Tag Archives: housing bubble

The Housing Problem: More than a matter of fraud and finance

26 Jan

Amidst the waves and waves of fraud, it is possible that the root of the housing problem – inequality – has remained buried. To be fair, the fraud was monumental. Enough lawsuits have been filed, legislative reports published, investigative media reports run, for us to know that all kinds of illegal schemes, high and low, were an integral part of the housing bubble and financial crisis. At the top there was the way that funds, banks, and other financial outfits, like Goldman Sachs and General Electric Co., bundled and sold mortgage backed securities. There was also fraud at the bottom, in the forging of income statements, robosigning, and other dishonest and illegal methods for generating mortgages. Fraud that continued even after these mortgages were issued, as mortgage servicers did all that they could to prevent loan modifications, jack up fees, and keep borrowers underwater so that they could collect while the system tanked. The bottom-feeding was linked to the high-tech fraud at the top, insofar as the demand for MBS, CDOs, CDO-squareds, was so immense that the only way for mortgage issuers to generate large enough quantities in such a short time was by throwing due diligence to the wind. Then there is the systematic corruption in the fact that, at least at the top, banks made money both by turning shit into gold, and then by waiting for that gold to turn back into shit.

In the midst of all of this fraud, we have to remember that cheap and easy credit was supposed to solve or at least address the housing problem itself. It was supposed to make access to housing possible for borrowers who otherwise had trouble getting loans. That was one of the justifications for many of the changes in regulations that fraudsters took advantage of. Moreover, so long as cheap credit served its welfare-function of increasing consumption, especially of houses, there was less incentive to look into just how this was all made possible (there were, of course, many other factors contributing to indifference towards systematic fraud, not to mention the perfectly legal ways in which systematic risk was spread around the financial system.) What we can say, first off, is that the tradeoff – of increased homeownership for financial innovation in housing finance – was not worth it. The tradeoff was not even close to worth it. As the graph below shows, there was very marginal increase in home ownership. Even if we arbitrarily choose the year of the lowest rate of ownership (1993), even though it is not the beginning of the housing bubble, and compare it with the peak (2004), we get a 7% rise in homeownership, which can hardly all be attributed to financial innovation itself – and by the time the bubble burst most of the gain was wiped out.

And of course this way of financing access to housing came at the price of an immense credit crunch, doubling of unemployment, years of stagnation or recession, collapse of home values, long-run declining access to homes, declining household formation and, as we noted last week, a massive redistribution of wealth upwards.
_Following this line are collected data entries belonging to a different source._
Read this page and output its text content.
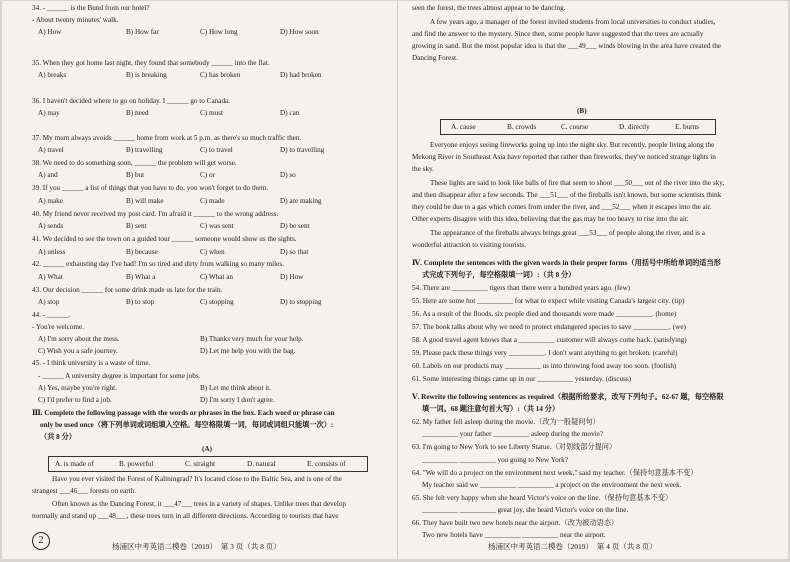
34. - ______ is the Bund from our hotel?
- About twenty minutes' walk.
35. When they got home last night, they found that somebody ______ into the flat.
36. I haven't decided where to go on holiday. I ______ go to Canada.
37. My mum always avoids ______ home from work at 5 p.m. as there's so much traffic then.
38. We need to do something soon, ______ the problem will get worse.
39. If you ______ a list of things that you have to do, you won't forget to do them.
40. My friend never received my post card. I'm afraid it ______ to the wrong address.
41. We decided to see the town on a guided tour ______ someone would show us the sights.
42. ______ exhausting day I've had! I'm so tired and dirty from walking so many miles.
43. Our decision ______ for some drink made us late for the train.
44. - ______.
- You're welcome.
45. - I think university is a waste of time.
- ______ A university degree is important for some jobs.
Ⅲ. Complete the following passage with the words or phrases in the box. Each word or phrase can
only be used once（将下列单词或词组填入空格。每空格限填一词，每词或词组只能填一次）:
（共 8 分）
Have you ever visited the Forest of Kaliningrad? It's located close to the Baltic Sea, and is one of the
strangest ___46___ forests on earth.
Often known as the Dancing Forest, it ___47___ trees in a variety of shapes. Unlike trees that develop
normally and stand up ___48___, these trees turn in all different directions. According to tourists that have
A) How	B) How far	C) How long	D) How soon
A) breaks	B) is breaking	C) has broken	D) had broken
A) may	B) need	C) must	D) can
A) travel	B) travelling	C) to travel	D) to travelling
A) and	B) but	C) or	D) so
A) make	B) will make	C) made	D) are making
A) sends	B) sent	C) was sent	D) be sent
A) unless	B) because	C) when	D) so that
A) What	B) What a	C) What an	D) How
A) stop	B) to stop	C) stopping	D) to stopping
A) I'm sorry about the mess.	B) Thanks very much for your help.
C) Wish you a safe journey.	D) Let me help you with the bag.
A) Yes, maybe you're right.	B) Let me think about it.
C) I'd prefer to find a job.	D) I'm sorry I don't agree.
(A)
A. is made of	B. powerful	C. straight	D. natural	E. consists of
seen the forest, the trees almost appear to be dancing.
A few years ago, a manager of the forest invited students from local universities to conduct studies,
and find the answer to the mystery. Since then, some people have suggested that the trees are actually
growing in sand. But the most popular idea is that the ___49___ winds blowing in the area have created the
Dancing Forest.
Everyone enjoys seeing fireworks going up into the night sky. But recently, people living along the
Mekong River in Southeast Asia have reported that rather than fireworks, they've noticed strange lights in
the sky.
These lights are said to look like balls of fire that seem to shoot ___50___ out of the river into the sky,
and then disappear after a few seconds. The ___51___ of the fireballs isn't known, but some scientists think
they could be due to a gas which comes from under the river, and ___52___ when it escapes into the air.
Other experts disagree with this idea, believing that the gas may be too heavy to rise into the air.
The appearance of the fireballs always brings great ___53___ of people along the river, and is a
wonderful attraction to visiting tourists.
Ⅳ. Complete the sentences with the given words in their proper forms（用括号中所给单词的适当形
式完成下列句子，每空格限填一词）:（共 8 分）
54. There are __________ tigers than there were a hundred years ago. (few)
55. Here are some hot __________ for what to expect while visiting Canada's largest city. (tip)
56. As a result of the floods, six people died and thousands were made __________. (home)
57. The book talks about why we need to protect endangered species to save __________. (we)
58. A good travel agent knows that a __________ customer will always come back. (satisfying)
59. Please pack these things very __________. I don't want anything to get broken. (careful)
60. Labels on our products may __________ us into throwing food away too soon. (foolish)
61. Some interesting things came up in our __________ yesterday. (discuss)
Ⅴ. Rewrite the following sentences as required（根据所给要求，改写下列句子。62-67 题，每空格限
填一词。68 题注意句首大写）:（共 14 分）
62. My father fell asleep during the movie.（改为一般疑问句）
__________ your father __________ asleep during the movie?
63. I'm going to New York to see Liberty Statue.（对划线部分提问）
__________ __________ you going to New York?
64. "We will do a project on the environment next week," said my teacher.（保持句意基本不变）
My teacher said we __________ __________ a project on the environment the next week.
65. She felt very happy when she heard Victor's voice on the line.（保持句意基本不变）
__________ __________ great joy, she heard Victor's voice on the line.
66. They have built two new hotels near the airport.（改为被动语态）
Two new hotels have __________ __________ near the airport.
(B)
A. cause	B. crowds	C. course	D. directly	E. burns
2
杨浦区中考英语二模卷（2019）　第 3 页（共 8 页）	杨浦区中考英语二模卷（2019）　第 4 页（共 8 页）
But it would be a mistake just to blame those in the financial system who benefited, legally and illegally, from this permissive climate. After all, when it comes to housing, they alone did not create the poverty, and in particular the inability to afford housing, that lies at the root of the housing problem itself. Behind all the fraud is the cold hard fact that many are too poor to be able to securely hold or own a house without fraud. That is the root housing problem.

Looking to innovative credit mechanisms and market ‘incentives’ to make housing available to the poor is one of those neoliberal, post-Cold War ‘solutions’ that ultimately created a bigger problem. It registered, among other things, the fact that there is so little class power at the bottom that direct claims to the social product, in the form of low-income housing, public housing, rent controls and other forms of public provision are supplanted by mechanisms that make claims to housing contingent on becoming subject to the discipline of deeply inegalitarian financial and credit markets. But the inability of poor and middle income workers to control enough social product to meet a basic need like housing is a function not just of the economic power of financiers, but of ownership more widely. It is not just finance capital that keeps workers separate from the means of production. In this sense, the housing problem is wider than and predates the fraud and the legal forms of exploitation that it eventually gave rise to.